Players have always faced significant restrictions on their freedom of movement in sport. As early as 1879 the National League of baseball in America restricted the right of players to move without agreement of the club and the English Football League introduced a similar system in 1889, one year after its foundation. The clubs advanced many arguments in favour of these rules: maintaining financial stability, competitive balance and compensation for investment in training and development.

But it's not hard to see that these rules restricted a player's bargaining rights and so held down wages. Player salaries only started to reach the stratospheric levels we are now familiar with once player unions in the US went on strike to win concessions from the owners and when the courts in Europe started to challenge unreasonable restraints, most famously in the 1995 Bosman case. In a free market all the money will end up with the players, since they have the talent that the fans go to watch. That's only fair.

FIFA's justification for its rules is that they ensure contract stability and investment in youth development. But the penalties imposed on Chelsea also reflect concern that wealthy English clubs are pillaging the youth academies of Europe for the glory of the Premier League. Fifa wants to impose nationality rules to restrict the migration of talent and Uefa wants to oblige clubs to field a minimum number of homegrown players. However, so long as the Premier League has the highest attendance, highest ticket prices, most valuable TV rights and biggest merchandising operations, it's hard to see what will stop the flow of talent.

Players themselves like the freedom to move, and might even deliver more when they have more freedom. Consider the following: in Massachusetts companies can insert non-compete clauses into employee contracts to prevent them moving to a rival, while in California such clauses are not enforceable. Some observers have argued that this is why California's Silicon Valley has thrived. while Route 128 high-tech industry in Massachusetts has been left behind.

American sports have always taken the contract stability much more seriously than we do in Europe. In Europe clubs regularly communicate their intentions to acquisition targets without consulting the current club, as the rules oblige them to do. In the US sanctions can be draconian. Ted Turner, founder of CNN and owner of the Atlanta Braves, was once banned from baseball for a year merely for saying at a party that he was interested in buying a player from the San Francisco Giants. But has this made their players any better? Are their training regimens superior? It's not obvious.

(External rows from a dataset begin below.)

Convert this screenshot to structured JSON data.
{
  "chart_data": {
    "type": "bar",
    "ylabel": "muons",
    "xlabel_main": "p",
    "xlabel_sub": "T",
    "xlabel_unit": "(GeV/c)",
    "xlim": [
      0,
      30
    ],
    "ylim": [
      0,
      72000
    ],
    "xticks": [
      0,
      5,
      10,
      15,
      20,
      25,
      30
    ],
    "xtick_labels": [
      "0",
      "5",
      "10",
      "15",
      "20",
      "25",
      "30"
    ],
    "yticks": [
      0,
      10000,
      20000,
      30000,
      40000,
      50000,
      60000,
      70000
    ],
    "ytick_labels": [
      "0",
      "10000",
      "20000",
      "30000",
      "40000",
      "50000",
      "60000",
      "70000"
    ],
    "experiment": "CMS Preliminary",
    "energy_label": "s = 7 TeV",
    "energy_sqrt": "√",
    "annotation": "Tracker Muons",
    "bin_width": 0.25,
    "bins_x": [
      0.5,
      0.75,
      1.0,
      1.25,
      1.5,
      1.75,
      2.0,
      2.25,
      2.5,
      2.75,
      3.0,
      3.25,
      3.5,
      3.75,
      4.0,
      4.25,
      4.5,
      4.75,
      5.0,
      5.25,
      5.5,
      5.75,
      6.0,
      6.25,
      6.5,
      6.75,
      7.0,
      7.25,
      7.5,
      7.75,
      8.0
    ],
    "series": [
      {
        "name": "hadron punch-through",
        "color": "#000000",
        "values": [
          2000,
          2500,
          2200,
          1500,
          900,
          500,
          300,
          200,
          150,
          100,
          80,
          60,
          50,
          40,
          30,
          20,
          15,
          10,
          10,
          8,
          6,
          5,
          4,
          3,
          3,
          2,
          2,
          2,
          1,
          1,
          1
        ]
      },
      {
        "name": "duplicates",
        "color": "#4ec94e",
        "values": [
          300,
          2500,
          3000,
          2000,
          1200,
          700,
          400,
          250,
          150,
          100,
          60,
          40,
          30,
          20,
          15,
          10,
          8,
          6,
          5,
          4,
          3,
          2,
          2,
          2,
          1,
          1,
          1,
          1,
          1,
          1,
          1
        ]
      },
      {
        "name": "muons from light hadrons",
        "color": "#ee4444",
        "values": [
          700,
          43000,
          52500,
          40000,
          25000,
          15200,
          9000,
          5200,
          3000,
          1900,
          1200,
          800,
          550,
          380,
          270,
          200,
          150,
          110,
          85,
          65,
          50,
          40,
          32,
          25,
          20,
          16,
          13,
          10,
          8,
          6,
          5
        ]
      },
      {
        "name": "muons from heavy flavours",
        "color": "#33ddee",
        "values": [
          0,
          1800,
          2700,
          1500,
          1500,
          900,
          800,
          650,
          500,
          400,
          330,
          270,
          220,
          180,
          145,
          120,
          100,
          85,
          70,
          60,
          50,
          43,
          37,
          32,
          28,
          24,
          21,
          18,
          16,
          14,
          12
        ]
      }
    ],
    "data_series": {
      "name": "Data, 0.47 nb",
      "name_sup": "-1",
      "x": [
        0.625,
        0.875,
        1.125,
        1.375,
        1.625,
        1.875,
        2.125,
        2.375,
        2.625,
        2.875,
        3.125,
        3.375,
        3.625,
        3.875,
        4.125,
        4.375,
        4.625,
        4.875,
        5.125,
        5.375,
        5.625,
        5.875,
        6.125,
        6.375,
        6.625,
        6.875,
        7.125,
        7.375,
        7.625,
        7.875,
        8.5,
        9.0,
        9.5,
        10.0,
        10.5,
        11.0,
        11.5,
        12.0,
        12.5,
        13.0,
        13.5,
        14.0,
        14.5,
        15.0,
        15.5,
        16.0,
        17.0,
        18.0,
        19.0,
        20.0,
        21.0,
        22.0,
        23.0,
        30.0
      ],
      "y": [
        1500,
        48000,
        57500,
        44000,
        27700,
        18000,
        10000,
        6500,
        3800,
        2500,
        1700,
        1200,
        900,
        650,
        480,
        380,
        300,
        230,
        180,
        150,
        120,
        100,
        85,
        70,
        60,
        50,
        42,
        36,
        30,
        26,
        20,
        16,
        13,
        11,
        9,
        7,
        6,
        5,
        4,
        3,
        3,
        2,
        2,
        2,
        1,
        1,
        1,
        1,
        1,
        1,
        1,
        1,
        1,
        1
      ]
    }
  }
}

Then consider youth investment. Tiny RC Lens has a youth academy; the mighty New York Yankees do not. Why? The Yankees cannot sign contracts with eight-year-olds and demand transfer fees under US law, while European law allows RC Lens to do precisely that. Do we really want eight-year-old boys being fought over by clubs? It would be better to let them grow up and get an education first rather than deluding them into thinking that they will become football stars.

In America, player development and education go hand in hand via the college draft system, making it more likely that unsuccessful players have an alternative career to fall back on. Admittedly, American baseball teams now set up academies in Central America, where they can write the kinds of contracts that we see in football, meaning that an increasing fraction of baseball players come from outside America. But shouldn't we be levelling up rather than levelling down?

In essence the problem comes down to where we draw the line. The age at which we allow contracts to be enforceable dictates our football culture. A contract creates a kind of property right, and that property right can conflict with personal freedom. When that involves consenting adults who are paid millions for their services, there is little cause for alarm. The most striking, and appalling, aspect of the Kakuta case is that it involves haggling over a child. Never mind the rights of the clubs, right now Fifa is not doing enough to look after the rights of kids. How far away are we here in South Africa from this happening to the school athletes of today? Lets hope that South Africa sports learns from the mistakes of others.